Adam Vaughan 

UK’s biggest solar company takes shine to global projects with deals worth £3bn

Solarcentury turns to Europe and Latin America as it transforms into an international firm to maintain growth hit by green cuts in home market
  
  

Solarcentury is building utility-scaled projects in Latin America.
Solarcentury is building utility-scaled projects in Latin America. Photograph: Peter Macdiarmid/Getty Images

Britain’s biggest solar power company has shrugged off the cloud of drastic UK subsidy cuts by reinventing itself as an international firm with more than £3bn of projects planned.

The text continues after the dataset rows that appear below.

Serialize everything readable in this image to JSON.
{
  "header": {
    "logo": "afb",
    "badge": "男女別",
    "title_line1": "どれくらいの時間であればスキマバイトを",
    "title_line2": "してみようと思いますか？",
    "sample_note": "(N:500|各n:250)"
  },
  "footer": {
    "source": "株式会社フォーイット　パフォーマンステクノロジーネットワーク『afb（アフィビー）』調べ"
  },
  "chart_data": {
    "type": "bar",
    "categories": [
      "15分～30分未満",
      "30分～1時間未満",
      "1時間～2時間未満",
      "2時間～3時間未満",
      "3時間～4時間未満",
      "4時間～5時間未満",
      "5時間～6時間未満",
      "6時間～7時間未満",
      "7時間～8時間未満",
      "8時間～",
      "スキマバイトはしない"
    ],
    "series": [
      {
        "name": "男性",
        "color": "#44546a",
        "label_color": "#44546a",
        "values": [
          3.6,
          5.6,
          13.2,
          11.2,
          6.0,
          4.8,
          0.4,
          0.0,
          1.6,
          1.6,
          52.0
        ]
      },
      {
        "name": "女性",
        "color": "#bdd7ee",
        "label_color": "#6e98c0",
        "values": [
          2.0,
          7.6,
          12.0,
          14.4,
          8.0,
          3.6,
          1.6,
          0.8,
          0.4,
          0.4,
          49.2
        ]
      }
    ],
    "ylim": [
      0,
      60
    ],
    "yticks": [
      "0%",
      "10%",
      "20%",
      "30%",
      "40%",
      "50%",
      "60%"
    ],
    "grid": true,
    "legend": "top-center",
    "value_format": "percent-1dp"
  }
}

More than 12,000 solar jobs were lost in the industry after the government slashed support in 2015, but Solarcentury has survived by turning outward to target markets in Latin America and Europe.

The firm, founded by former oil geologist Jeremy Leggett in 1998, generated 85% of its £168m revenues in the UK during 2015-16. This financial year it expects to flip to 85% of revenues coming from international markets.

“We’d been successful in the UK, benefiting from the support scheme, and then in May 2015 the Tories came to power and completely changed direction: they wanted a nuclear power plant [Hinkley Point C], and frustrated renewables,” said Frans van den Heuvel, the company’s chief executive.

The expertise the company built in the UK, where it fitted panels on 90,000 homes, has proved crucial in winning contracts abroad, he said.

Solarcentury recently reached a major deal with Panama-based private equity investor ECOSolar, which takes its international pipeline of solar projects to 3,400MW, equivalent of three conventional power stations. The planned utility-scale projects, built at scale in fields rather than on rooftops, are worth about £3bn.

Economic growth and sunny climes in Mexico, Chile, Colombia, Argentina and Panama are the big drivers behind the growth. “Mexico is a huge market that is still growing despite all the threats from the new president in the US. They need more power. It was a monopoly and it’s now privatised and more competitive,” said van den Heuvel.

In Columbia, Solarcentury said the new president and the peace deal with rebel group Farc had led to stability returning to a country where oil was still transported by plane to produce power in remote places – an expensive option that increasingly cheap solar could undercut.

Favourable government policies, spurred by the historic Paris climate accord, have helped, too. “Definitely the Paris deal is a big driver. Without the Paris deal, it would still happen because of economics but now it will be even faster,” said van den Heuvel.

But the transition, from a company putting solar in British fields and on British homes and businesses, to one competing across the world against a host of rivals has not been easy. “It’s very painful,” the chief executive said of the reorganisation. “But you have to do that, because the market is changing.”

Van den Heuvel is no stranger to transformation, having moved operations for the Dutch solar company he founded in 1999 from the Netherlands to Germany after the Dutch government cut support schemes. Scheuten Solar was later bought by a Chinese firm. “I would say, with a smile, the Dutch government stimulated export – and that’s what the UK is doing now,” he said.

Solarcentury sees the UK market today as “quite poor” but believes solar is becoming so cheap that it will not need subsidising.

One area of promise is the emerging market for battery and solar installations, which maximise the financial benefits from generating electricity from the sun. The company has a dedicated team working on batteries and is working with an undisclosed retailer on one major storage project.

Van den Heuvel does not have high hopes for a change of mindset on solar by the Conservatives after the election. But he is certain growth in solar, which has stalled at about 11GW of capacity since the subsidy cuts, will return to the UK. “It will come back.”